Ruth Ann Stoneburner was permanently suspended after she admitted to attaching the spring-type clothespins on the kids’ upper or lower lips.
Now this one is really odd - A clergyman dubbed the “knicker-vicar” has come to the rescue of a small New Zealand town after the local clothing shop stopped selling women’s underwear. I’d really love to know why a clothing shop would stop selling womens underwear - particularly if they were the only ones in the area to sell them?
Reverend Gary Husband is starting a “knicker run” from his small North Island town of Inglewood to the nearby city of New Plymouth. “We get all the essentials here - apart from the ladies’ essentials,” Husband told Radio New Zealand.

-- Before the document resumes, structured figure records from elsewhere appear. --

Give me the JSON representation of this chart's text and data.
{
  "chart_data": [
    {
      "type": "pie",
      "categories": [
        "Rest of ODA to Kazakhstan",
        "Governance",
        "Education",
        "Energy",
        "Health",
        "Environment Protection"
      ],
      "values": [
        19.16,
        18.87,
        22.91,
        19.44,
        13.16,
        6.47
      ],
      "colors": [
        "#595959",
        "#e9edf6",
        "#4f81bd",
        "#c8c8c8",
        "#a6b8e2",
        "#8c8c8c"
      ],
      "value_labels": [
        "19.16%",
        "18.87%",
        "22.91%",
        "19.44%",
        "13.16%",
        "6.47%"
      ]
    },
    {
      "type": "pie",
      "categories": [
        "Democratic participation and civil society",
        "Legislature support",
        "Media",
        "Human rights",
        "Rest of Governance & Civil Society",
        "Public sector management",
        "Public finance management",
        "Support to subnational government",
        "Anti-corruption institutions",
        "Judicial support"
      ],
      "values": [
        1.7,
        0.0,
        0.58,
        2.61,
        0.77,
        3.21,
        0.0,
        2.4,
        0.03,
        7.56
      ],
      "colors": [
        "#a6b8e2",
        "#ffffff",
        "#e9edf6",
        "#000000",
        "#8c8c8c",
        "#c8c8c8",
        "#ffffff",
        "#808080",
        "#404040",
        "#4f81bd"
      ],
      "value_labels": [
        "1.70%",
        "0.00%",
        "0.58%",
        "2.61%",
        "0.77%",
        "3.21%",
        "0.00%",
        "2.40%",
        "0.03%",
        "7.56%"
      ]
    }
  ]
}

Some how the problem was revealed in discussions after morning communion recently and Husband snapped into action, proving he could fulfill more than spiritual needs. I’d love to know how it was revealed perhaps a woman confessed “Reverend, I’m afraid I won’t be able to attend services anymore because I’m out of Knickers.”?
The first run is planned before Christmas, offering transport for women to travel to New Plymouth to stock up on delicates. That’s a long time to wait for new knickers isn’t it?
Oh, don’t worry, Husband said that the knicker run would not be restricted to followers of his Anglican denomination.
Did you know that Scott Adams, the cartoonist that creates Dilbert, is recovering from spasmodic dysphonia, a bizarre medical condition in which the brain areas controlling speech get weird, on and off. When it gets weird it can really get weird, sometimes victims can speak only in falsetto, or only right after sneezing.
Scott Adams spasmodic dysphonia allowed him only to be able to speak when reciting poetry or when he pinched his nose. Now isn’t that odd? Apparently one person in 10,000 suffers from this, usually in mid-life.
Adams seems to have recovered, but it’s quite an interesting coincidence that his Dilbert character has no mouth.
She was just brushing her teeth
A woman suffered severe burning to her anus after being struck by lightning which hit her in the mouth and passed right through her body.
Natasha Timarovic, 27, was cleaning her teeth at home when lightning struck the building.
She said: “I had just put my mouth under the tap to rinse away the toothpaste when the lightning must have struck the building.
I don’t remember much after that, but I was later told that the lightning had traveled down the water pipe and struck me on the mouth, passing through my body.
It was incredibly painful, I felt it pass through my torso and then I don’t remember much at all.”
Doctors at the city hospital where she was treated for burns to the mouth and rear said: “The accident is bizarre but not impossible”.
Of course it’s bizarre. Have you ever heard of such a thing happening before? I guess this is a lesson to all of us. Don’t brush your teeth (or shower, bathe etc) during a lightening storm. Or perhaps don’t bend down to sip water from the tap, use a plastic cup instead.
She was wearing rubber bathroom shoes at the time and so instead of earthing through her feet it appears the electricity shot out of her backside,” a medic told local television news. Ok, so I guess if you really must brush your teeth during a storm where you rubber soled shoes then. You might still get hurt but not as badly.
“It appears to have earthed through the damp shower curtain that she was touching as she bent over to put her mouth under the tap. If she had not been wearing the shoes she would probably have been killed by the blast.”
I wonder how long it will take the poor girl to recover. I wonder if her friends will call her “Lightening Butt” from now on?